Pour ma part, ce jour-là marqua l'apogée d'un roman aussi bref qu'éphémère – si tant est qu'on puisse appeler ainsi ce qui nous lia, lui et moi. Mon mari n'était pas un homme romantique. Il n'était pas grand-chose d'ailleurs. Peut-être que s'il avait été davantage... peut-être que s'il avait su être autre chose, nous aurions connu une histoire différente. Ou peut-être pas. Peut-être que tout se serait déroulé exactement de la même manière.
Et malgré tout ce qui est survenu ensuite, je ne parviens pas à regretter ce que cet été a mis en mouvement.
Je crois que c'était l'uniforme. Mon futur époux m'éblouissait dans ses blancs impeccables de la marine américaine, au volant de sa voiture de sport basse et rutilante qui filait sur l'asphalte comme un galet sur l'eau.
David était médecin dans la marine, tout juste promu lieutenant-commandant, affecté comme chirurgien de vol. Il avait onze ans de plus que moi. Il dégageait une assurance, un raffinement presque citadin. Pour une jeune fille sans histoire, issue de nulle part, il incarnait tous mes rêves réunis sous un même nom.

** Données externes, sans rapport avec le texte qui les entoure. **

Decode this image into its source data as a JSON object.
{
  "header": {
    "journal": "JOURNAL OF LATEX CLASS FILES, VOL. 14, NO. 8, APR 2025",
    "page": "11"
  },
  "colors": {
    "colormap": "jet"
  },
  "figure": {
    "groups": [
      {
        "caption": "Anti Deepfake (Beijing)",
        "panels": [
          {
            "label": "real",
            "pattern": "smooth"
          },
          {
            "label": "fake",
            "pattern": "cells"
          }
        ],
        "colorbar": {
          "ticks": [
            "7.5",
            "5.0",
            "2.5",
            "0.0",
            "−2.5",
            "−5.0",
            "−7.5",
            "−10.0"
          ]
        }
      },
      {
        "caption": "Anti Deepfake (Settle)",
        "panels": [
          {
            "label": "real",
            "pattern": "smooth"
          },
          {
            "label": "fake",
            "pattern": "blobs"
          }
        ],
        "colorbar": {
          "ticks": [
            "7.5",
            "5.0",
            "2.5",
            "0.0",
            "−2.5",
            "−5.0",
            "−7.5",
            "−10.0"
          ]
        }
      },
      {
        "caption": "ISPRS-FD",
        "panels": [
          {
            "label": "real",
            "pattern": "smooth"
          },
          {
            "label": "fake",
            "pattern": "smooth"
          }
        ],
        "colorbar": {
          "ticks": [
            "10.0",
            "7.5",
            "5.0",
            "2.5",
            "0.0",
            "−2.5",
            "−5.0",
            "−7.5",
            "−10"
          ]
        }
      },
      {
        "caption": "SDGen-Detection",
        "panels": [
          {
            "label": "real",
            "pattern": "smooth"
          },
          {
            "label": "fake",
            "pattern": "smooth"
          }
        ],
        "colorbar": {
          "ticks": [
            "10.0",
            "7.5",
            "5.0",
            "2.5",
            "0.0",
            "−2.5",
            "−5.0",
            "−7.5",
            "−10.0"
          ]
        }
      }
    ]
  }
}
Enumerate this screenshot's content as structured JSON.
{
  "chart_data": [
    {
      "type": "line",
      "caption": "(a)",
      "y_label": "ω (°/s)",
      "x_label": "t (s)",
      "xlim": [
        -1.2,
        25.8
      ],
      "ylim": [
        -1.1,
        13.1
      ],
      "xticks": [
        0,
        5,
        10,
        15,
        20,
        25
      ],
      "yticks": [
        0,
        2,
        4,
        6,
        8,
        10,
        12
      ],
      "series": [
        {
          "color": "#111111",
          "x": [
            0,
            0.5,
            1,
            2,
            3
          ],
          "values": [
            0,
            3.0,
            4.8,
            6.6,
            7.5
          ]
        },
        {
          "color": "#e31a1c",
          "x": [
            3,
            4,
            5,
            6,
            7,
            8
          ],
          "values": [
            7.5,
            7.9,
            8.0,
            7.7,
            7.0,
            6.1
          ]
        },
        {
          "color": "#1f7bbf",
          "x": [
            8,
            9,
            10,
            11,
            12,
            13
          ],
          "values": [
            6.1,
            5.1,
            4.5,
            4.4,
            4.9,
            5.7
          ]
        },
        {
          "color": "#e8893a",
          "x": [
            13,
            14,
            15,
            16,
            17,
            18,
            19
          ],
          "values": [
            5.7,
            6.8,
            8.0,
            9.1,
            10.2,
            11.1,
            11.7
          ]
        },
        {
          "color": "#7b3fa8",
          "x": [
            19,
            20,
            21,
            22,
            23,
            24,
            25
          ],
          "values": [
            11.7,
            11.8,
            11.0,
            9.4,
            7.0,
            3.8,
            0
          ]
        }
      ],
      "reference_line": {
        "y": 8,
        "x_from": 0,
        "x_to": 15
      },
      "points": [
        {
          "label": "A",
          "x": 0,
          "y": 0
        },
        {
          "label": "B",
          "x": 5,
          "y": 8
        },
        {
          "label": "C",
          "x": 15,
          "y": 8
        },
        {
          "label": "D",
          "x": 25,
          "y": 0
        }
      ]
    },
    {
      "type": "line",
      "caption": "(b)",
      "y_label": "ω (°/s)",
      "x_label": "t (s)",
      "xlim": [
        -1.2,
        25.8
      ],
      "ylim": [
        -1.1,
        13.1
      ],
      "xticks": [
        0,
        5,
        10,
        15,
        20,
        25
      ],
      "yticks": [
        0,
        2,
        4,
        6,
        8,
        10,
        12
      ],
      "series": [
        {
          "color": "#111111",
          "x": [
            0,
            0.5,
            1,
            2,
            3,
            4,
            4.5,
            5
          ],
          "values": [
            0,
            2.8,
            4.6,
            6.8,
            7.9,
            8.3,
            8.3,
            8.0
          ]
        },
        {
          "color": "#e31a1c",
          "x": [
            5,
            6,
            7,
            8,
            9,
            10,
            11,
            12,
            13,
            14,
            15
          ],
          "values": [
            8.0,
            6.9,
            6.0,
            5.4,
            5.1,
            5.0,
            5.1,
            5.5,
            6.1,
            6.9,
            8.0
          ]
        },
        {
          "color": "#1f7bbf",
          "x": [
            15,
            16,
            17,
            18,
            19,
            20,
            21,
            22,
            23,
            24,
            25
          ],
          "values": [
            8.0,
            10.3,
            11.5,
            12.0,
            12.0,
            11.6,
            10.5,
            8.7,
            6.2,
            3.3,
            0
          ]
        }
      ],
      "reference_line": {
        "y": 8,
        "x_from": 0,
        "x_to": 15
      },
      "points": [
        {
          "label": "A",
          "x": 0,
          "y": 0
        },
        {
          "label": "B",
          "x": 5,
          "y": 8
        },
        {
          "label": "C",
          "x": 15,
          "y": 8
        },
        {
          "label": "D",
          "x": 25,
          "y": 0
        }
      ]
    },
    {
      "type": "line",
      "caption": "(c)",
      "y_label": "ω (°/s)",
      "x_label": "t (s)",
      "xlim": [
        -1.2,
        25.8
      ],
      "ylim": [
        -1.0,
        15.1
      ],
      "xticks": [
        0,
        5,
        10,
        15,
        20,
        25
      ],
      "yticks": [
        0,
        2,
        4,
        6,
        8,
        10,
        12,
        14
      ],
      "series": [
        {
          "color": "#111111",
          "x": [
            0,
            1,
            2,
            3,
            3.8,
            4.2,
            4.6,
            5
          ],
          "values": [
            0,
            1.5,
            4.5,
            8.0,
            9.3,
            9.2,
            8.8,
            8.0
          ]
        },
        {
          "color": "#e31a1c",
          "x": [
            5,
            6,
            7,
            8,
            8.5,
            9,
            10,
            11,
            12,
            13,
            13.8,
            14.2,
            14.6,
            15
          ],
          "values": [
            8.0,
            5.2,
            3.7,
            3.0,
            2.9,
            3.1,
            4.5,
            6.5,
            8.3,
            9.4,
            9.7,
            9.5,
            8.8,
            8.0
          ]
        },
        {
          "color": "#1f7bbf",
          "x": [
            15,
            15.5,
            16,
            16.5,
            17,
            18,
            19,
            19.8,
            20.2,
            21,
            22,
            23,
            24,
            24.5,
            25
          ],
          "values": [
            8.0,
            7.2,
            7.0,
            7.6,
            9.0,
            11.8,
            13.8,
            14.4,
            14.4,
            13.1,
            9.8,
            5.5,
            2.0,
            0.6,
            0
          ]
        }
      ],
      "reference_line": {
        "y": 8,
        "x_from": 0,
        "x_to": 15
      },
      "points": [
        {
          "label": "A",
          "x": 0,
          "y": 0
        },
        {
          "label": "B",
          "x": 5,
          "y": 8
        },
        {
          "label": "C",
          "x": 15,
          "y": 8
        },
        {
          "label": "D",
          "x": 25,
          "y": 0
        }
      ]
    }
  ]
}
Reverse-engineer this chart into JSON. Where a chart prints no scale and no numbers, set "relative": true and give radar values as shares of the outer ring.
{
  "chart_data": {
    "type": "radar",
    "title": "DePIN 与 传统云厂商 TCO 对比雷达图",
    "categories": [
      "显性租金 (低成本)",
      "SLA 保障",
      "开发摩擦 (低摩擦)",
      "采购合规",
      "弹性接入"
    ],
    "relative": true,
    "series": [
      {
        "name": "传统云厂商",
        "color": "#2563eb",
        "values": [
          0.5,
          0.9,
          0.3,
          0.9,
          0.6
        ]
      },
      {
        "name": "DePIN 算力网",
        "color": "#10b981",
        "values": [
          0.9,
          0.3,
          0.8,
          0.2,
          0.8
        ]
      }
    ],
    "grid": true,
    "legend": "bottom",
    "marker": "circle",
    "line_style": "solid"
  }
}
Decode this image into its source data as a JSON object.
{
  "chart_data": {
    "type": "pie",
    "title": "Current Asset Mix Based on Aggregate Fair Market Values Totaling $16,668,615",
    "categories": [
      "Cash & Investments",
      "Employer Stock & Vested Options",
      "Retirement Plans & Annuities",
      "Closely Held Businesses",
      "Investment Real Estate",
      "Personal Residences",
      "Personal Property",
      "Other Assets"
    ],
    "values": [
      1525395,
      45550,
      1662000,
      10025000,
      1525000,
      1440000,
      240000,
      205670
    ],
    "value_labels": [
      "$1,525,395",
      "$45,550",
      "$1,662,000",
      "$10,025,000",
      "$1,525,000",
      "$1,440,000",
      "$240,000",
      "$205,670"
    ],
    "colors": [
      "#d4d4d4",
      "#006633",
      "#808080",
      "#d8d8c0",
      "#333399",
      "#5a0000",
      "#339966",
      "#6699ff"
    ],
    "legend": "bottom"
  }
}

Ma mère y vit immédiatement une opportunité. Une prise convenable, solide. Mon père, doux et tendre, se laissa comme toujours submerger par les deux femmes de sa vie, relégué au silence sous le poids de leur volonté commune.
La rivalité avec ma mère était récente, mais palpable. Elle n'avait jamais su quoi faire de cette fille gauche, simpliste, sans grâce, dépourvue de goût et d'ambition. Mais à dix-sept ans, mon corps se transforma. Presque du jour au lendemain, je développai une poitrine, et des garçons – ceux-là mêmes qui, auparavant, réservaient leurs regards à l'élégance rayonnante de ma mère – commencèrent à se retourner sur moi. J'étais devenue la séduisante, la convoitée. Et elle, elle ne le supporta pas. Bien sûr, jamais elle ne l'admit. Alors, on se querella, sans cesse. Pour ma part, je descendais au sous-sol écouter Puccini ou Rossini, tandis qu'elle se plaignait de mes kilos, de mes manières, et s'enfermait dans ses lamentations. Mon père ne comprenait rien à cette guerre froide, se demandant pourquoi ses deux « meilleures filles » semblaient décidées à s'étriper.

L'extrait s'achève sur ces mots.